Sorry, Republican friends, I’m in a bad mood after this one. But it’s because your guy did well, so maybe take that concession home rather than reading on? I may become immoderate.
I’d like to think Obama’s performance in the debates was part of a long game. I think it’s clear that a slam dunk wasn’t going to help him much (and, judging from Romney’s showing tonight, might have been unattainable in any case). What he wants is fresh egg on Romney’s face, something that can make the YouTube rounds until November 2. On that account, it’s a gamble; Team Obama figures that, if the President puts on bit of a meek face, he has a good chance of drawing out something Romney’s going to regret.
Even if it is a long game, though, it might turn out to have been a bad bet. Tonight would suggest that. I don’t know, though. Romney flashed that little grin every time he was satisfied with himself. I could see it happening. (But then, I would.)
It does astonish me how serenely the guy could accuse Obama of being a partisan hack who refused to listen to Congressional Republicans. Or maybe it doesn’t; you can see why Obama can’t take that bait. “No, your guys wouldn’t play ball” sounds like whining. Still and all, though, the stones on him.

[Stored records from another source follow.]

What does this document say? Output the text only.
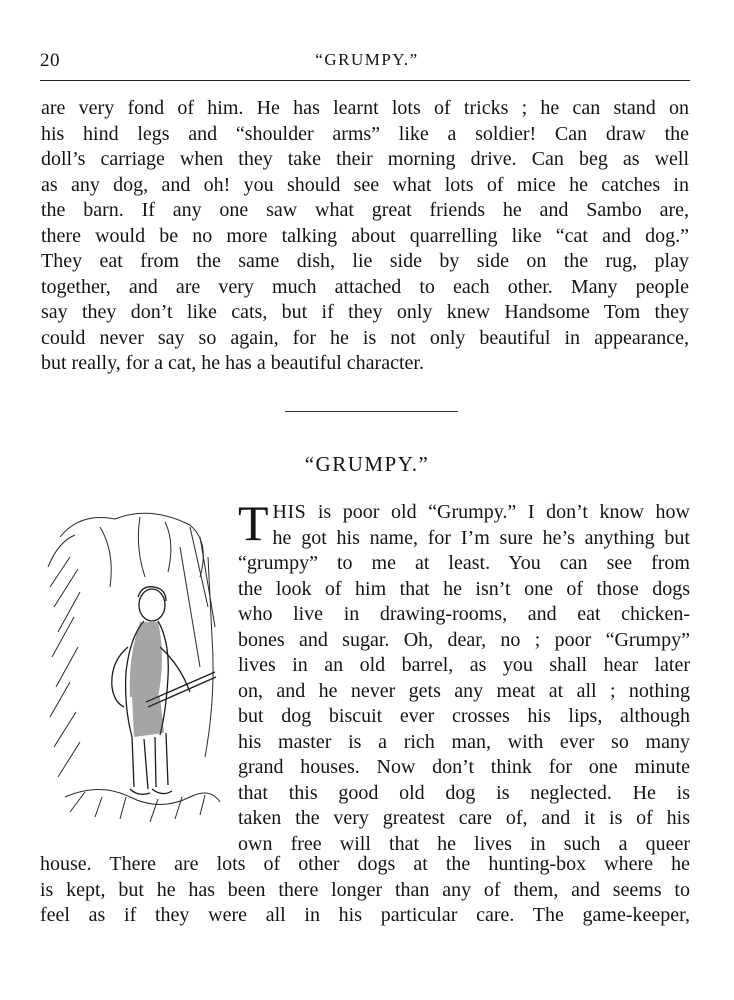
20	“GRUMPY.”
are very fond of him. He has learnt lots of tricks ; he can stand on
his hind legs and “shoulder arms” like a soldier! Can draw the
doll’s carriage when they take their morning drive. Can beg as well
as any dog, and oh! you should see what lots of mice he catches in
the barn. If any one saw what great friends he and Sambo are,
there would be no more talking about quarrelling like “cat and dog.”
They eat from the same dish, lie side by side on the rug, play
together, and are very much attached to each other. Many people
say they don’t like cats, but if they only knew Handsome Tom they
could never say so again, for he is not only beautiful in appearance,
but really, for a cat, he has a beautiful character.
“GRUMPY.”
THIS is poor old “Grumpy.” I don’t know how
he got his name, for I’m sure he’s anything but
“grumpy” to me at least. You can see from
the look of him that he isn’t one of those dogs
who live in drawing-rooms, and eat chicken-
bones and sugar. Oh, dear, no ; poor “Grumpy”
lives in an old barrel, as you shall hear later
on, and he never gets any meat at all ; nothing
but dog biscuit ever crosses his lips, although
his master is a rich man, with ever so many
grand houses. Now don’t think for one minute
that this good old dog is neglected. He is
taken the very greatest care of, and it is of his
own free will that he lives in such a queer
house. There are lots of other dogs at the hunting-box where he
is kept, but he has been there longer than any of them, and seems to
feel as if they were all in his particular care. The game-keeper,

I continue to hate commentators. I understand why people want to hear about strategy, truly I do—I sometimes even want to hear about it myself—but this is PBS; there have got to be a couple of donors who care about who’s going to win AND why it matters. Couldn’t we have sat the “social” “media” “expert” to one side and devoted a couple of minutes to the mildly interesting question of whether or not Mitt Romney is actually proposing a $5 trillion tax cut? Or the actual effect of Obama’s $716 billion cut/”savings” to Medicare? These are staggering sums of money we’re talking about, and in each case one man says we’re on the hook for it and the other denies it; is no further clarity desirable?
Anyway. That’s enough cycles down the drain for one night.